Me di la vuelta para bajar y reunirme con él... pero el azar me detuvo. Si es que era el azar. Nunca lo sabré con certeza. Quizá yo estaba hipersensibilizado desde que Padma observó que aquel lugar y momento eran una escena elegida por el sistema de desarrollo humano cuya responsabilidad asumía él mismo. Yo ya había tratado a mucha gente con aquellas sugerencias sutiles y apropiadas como para empezar a dudar acerca del hecho de que él hubiese podido actuar del mismo modo con migo. De lo que sí fui claramente consciente era de un pequeño grupo de personas por debajo mío.

En aquel grupo se encontraba William de Ceta, Contratista en Jefe de aquel enorme planeta comercial de baja gravedad en órbita alrededor de Tau Ceti. También estaba una alta y hermosa joven rubia llamada Anea Marlivana, que era la Elegida de Kultis en su generación, joya de las generaciones de la raza exótica. Se hallaban entre ellos, igualmente, Hendrik Galt, impresionante, vestido con uniforme de Mariscal, y su sobrina Elvine. Finalmente, había otro hombre que no podía ser más que Donal Graeme.

Era un hombre joven que llevaba uniforme de Jefe de Sub Patrulla: evidentemente un dorsai, de cabellos negros y con la rara eficacia de movimientos que caracteriza a la gente que ha nacido para la guerra. Pero parecía muy bajo para ser un dorsai —no me habría sobrepasado de haberme puesto a su lado—, delgado, casi insignificante. Sin embargo, consiguió llamar mi atención entre todo el grupo; y, en el mismo instante, alzando los ojos, también él me vio.
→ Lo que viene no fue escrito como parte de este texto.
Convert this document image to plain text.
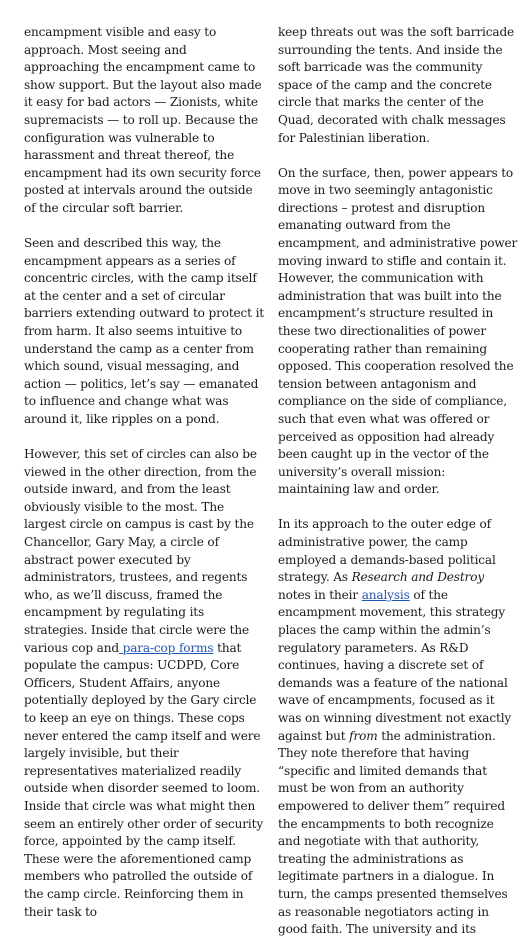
encampment visible and easy to approach. Most seeing and approaching the encampment came to show support. But the layout also made it easy for bad actors — Zionists, white supremacists — to roll up. Because the configuration was vulnerable to harassment and threat thereof, the encampment had its own security force posted at intervals around the outside of the circular soft barrier.

Seen and described this way, the encampment appears as a series of concentric circles, with the camp itself at the center and a set of circular barriers extending outward to protect it from harm. It also seems intuitive to understand the camp as a center from which sound, visual messaging, and action — politics, let’s say — emanated to influence and change what was around it, like ripples on a pond.

However, this set of circles can also be viewed in the other direction, from the outside inward, and from the least obviously visible to the most. The largest circle on campus is cast by the Chancellor, Gary May, a circle of abstract power executed by administrators, trustees, and regents who, as we’ll discuss, framed the encampment by regulating its strategies. Inside that circle were the various cop and para-cop forms that populate the campus: UCDPD, Core Officers, Student Affairs, anyone potentially deployed by the Gary circle to keep an eye on things. These cops never entered the camp itself and were largely invisible, but their representatives materialized readily outside when disorder seemed to loom. Inside that circle was what might then seem an entirely other order of security force, appointed by the camp itself. These were the aforementioned camp members who patrolled the outside of the camp circle. Reinforcing them in their task to

keep threats out was the soft barricade surrounding the tents. And inside the soft barricade was the community space of the camp and the concrete circle that marks the center of the Quad, decorated with chalk messages for Palestinian liberation.

On the surface, then, power appears to move in two seemingly antagonistic directions – protest and disruption emanating outward from the encampment, and administrative power moving inward to stifle and contain it. However, the communication with administration that was built into the encampment’s structure resulted in these two directionalities of power cooperating rather than remaining opposed. This cooperation resolved the tension between antagonism and compliance on the side of compliance, such that even what was offered or perceived as opposition had already been caught up in the vector of the university’s overall mission: maintaining law and order.

In its approach to the outer edge of administrative power, the camp employed a demands-based political strategy. As Research and Destroy notes in their analysis of the encampment movement, this strategy places the camp within the admin’s regulatory parameters. As R&D continues, having a discrete set of demands was a feature of the national wave of encampments, focused as it was on winning divestment not exactly against but from the administration. They note therefore that having “specific and limited demands that must be won from an authority empowered to deliver them” required the encampments to both recognize and negotiate with that authority, treating the administrations as legitimate partners in a dialogue. In turn, the camps presented themselves as reasonable negotiators acting in good faith. The university and its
Nuestras miradas se encontraron durante un segundo. Estábamos lo bastante cerca para que pudiera distinguir el color de sus ojos. Y aquello me detuvo. Porque aquel color no era un color, no era el color de los ojos de nadie. Sus ojos eran grises, verdes o azules según el tinte que se quisiera encontrar en ellos. Graeme apartó la mirada casi al instante. Pero mis ojos se quedaron fijos en él, retenidos por la sorprendente mirada, atrapados en un momento de sorpresa, con la atención puesta en él; y aquel momento de retraso fue suficiente.
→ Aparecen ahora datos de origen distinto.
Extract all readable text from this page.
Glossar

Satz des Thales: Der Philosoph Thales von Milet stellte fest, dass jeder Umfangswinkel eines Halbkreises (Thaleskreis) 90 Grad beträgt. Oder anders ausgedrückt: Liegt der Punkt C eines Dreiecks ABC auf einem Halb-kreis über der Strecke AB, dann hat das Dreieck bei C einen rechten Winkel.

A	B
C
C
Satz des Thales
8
Cuando me sacudí para salir de aquel estado hipnótico y volví a mirar hacia el lugar en que estuviera Bright, descubrí que había sido apartado de la compañía del hombre de blancos cabellos por la aparición de un ayudante, cuya silueta y actitud me eran extrañamente familiares, que hablaba animadamente con el Jefe de los Centros Amistosos.
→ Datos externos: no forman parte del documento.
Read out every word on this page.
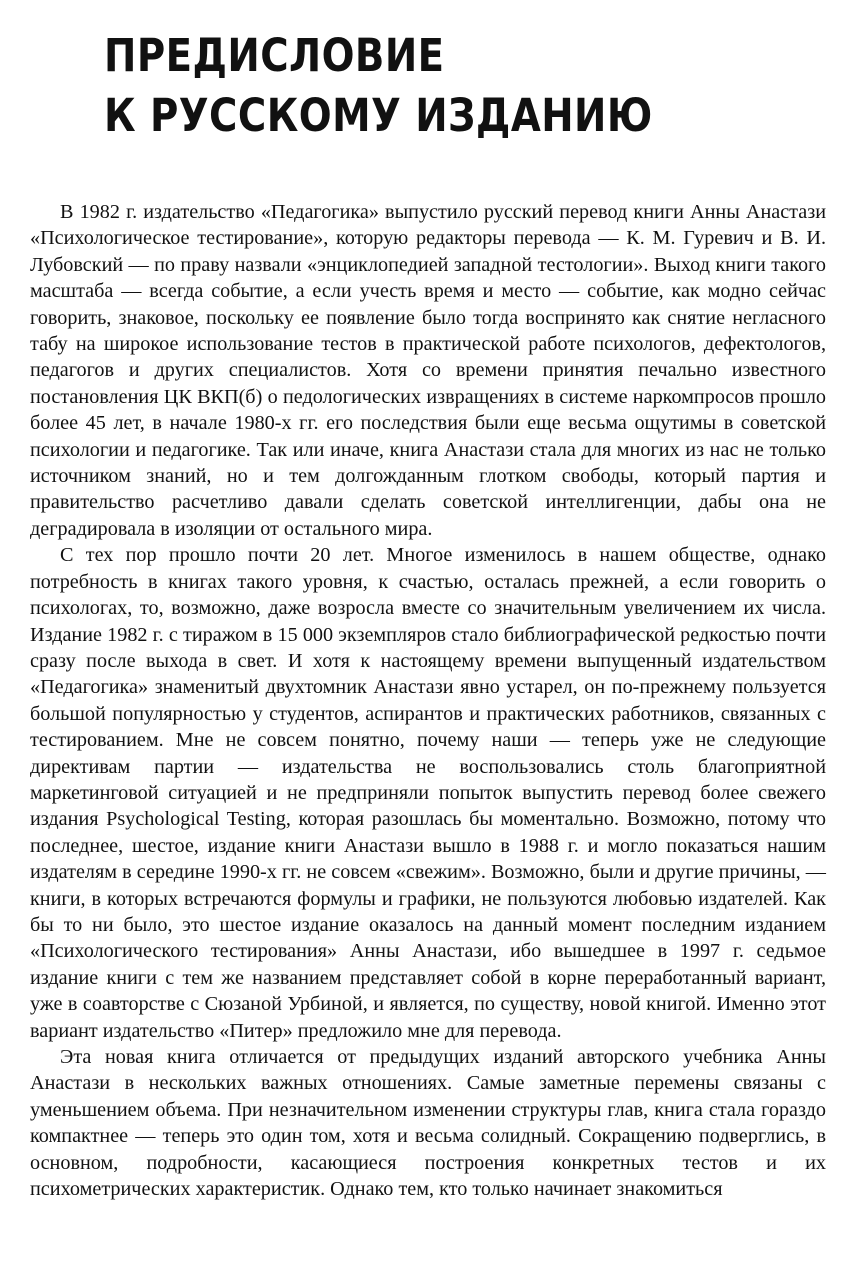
ПРЕДИСЛОВИЕ
К РУССКОМУ ИЗДАНИЮ

В 1982 г. издательство «Педагогика» выпустило русский перевод книги Анны Анастази «Психологическое тестирование», которую редакторы перевода — К. М. Гуревич и В. И. Лубовский — по праву назвали «энциклопедией западной тестологии». Выход книги такого масштаба — всегда событие, а если учесть время и место — событие, как модно сейчас говорить, знаковое, поскольку ее появление было тогда воспринято как снятие негласного табу на широкое использование тестов в практической работе психологов, дефектологов, педагогов и других специалистов. Хотя со времени принятия печально известного постановления ЦК ВКП(б) о педологических извращениях в системе наркомпросов прошло более 45 лет, в начале 1980-х гг. его последствия были еще весьма ощутимы в советской психологии и педагогике. Так или иначе, книга Анастази стала для многих из нас не только источником знаний, но и тем долгожданным глотком свободы, который партия и правительство расчетливо давали сделать советской интеллигенции, дабы она не деградировала в изоляции от остального мира.

С тех пор прошло почти 20 лет. Многое изменилось в нашем обществе, однако потребность в книгах такого уровня, к счастью, осталась прежней, а если говорить о психологах, то, возможно, даже возросла вместе со значительным увеличением их числа. Издание 1982 г. с тиражом в 15 000 экземпляров стало библиографической редкостью почти сразу после выхода в свет. И хотя к настоящему времени выпущенный издательством «Педагогика» знаменитый двухтомник Анастази явно устарел, он по-прежнему пользуется большой популярностью у студентов, аспирантов и практических работников, связанных с тестированием. Мне не совсем понятно, почему наши — теперь уже не следующие директивам партии — издательства не воспользовались столь благоприятной маркетинговой ситуацией и не предприняли попыток выпустить перевод более свежего издания Psychological Testing, которая разошлась бы моментально. Возможно, потому что последнее, шестое, издание книги Анастази вышло в 1988 г. и могло показаться нашим издателям в середине 1990-х гг. не совсем «свежим». Возможно, были и другие причины, — книги, в которых встречаются формулы и графики, не пользуются любовью издателей. Как бы то ни было, это шестое издание оказалось на данный момент последним изданием «Психологического тестирования» Анны Анастази, ибо вышедшее в 1997 г. седьмое издание книги с тем же названием представляет собой в корне переработанный вариант, уже в соавторстве с Сюзаной Урбиной, и является, по существу, новой книгой. Именно этот вариант издательство «Питер» предложило мне для перевода.

Эта новая книга отличается от предыдущих изданий авторского учебника Анны Анастази в нескольких важных отношениях. Самые заметные перемены связаны с уменьшением объема. При незначительном изменении структуры глав, книга стала гораздо компактнее — теперь это один том, хотя и весьма солидный. Сокращению подверглись, в основном, подробности, касающиеся построения конкретных тестов и их психометрических характеристик. Однако тем, кто только начинает знакомиться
Y, mientras yo le seguía observando, Bright se dio la vuelta bruscamente; siguiendo al ayudante cuya silueta me resultaba familiar, salió rápidamente de la sala por una puerta que, yo lo sabía, conducía a la entrada de la residencia de Galt. Se iba: y con él mi oportunidad de abordarle. Me volví para bajar a toda prisa la escalera del balconcillo y seguirle antes de que desapareciera.

Pero el camino no estaba libre. Aquel momento en que había mirado fijamente a Donal Graeme, poniendo en él toda mi atención, había resultado un error. Porque, subiendo la escalera y llegando al balconcillo en el momento en que me disponía a partir, venía Lisa Kant.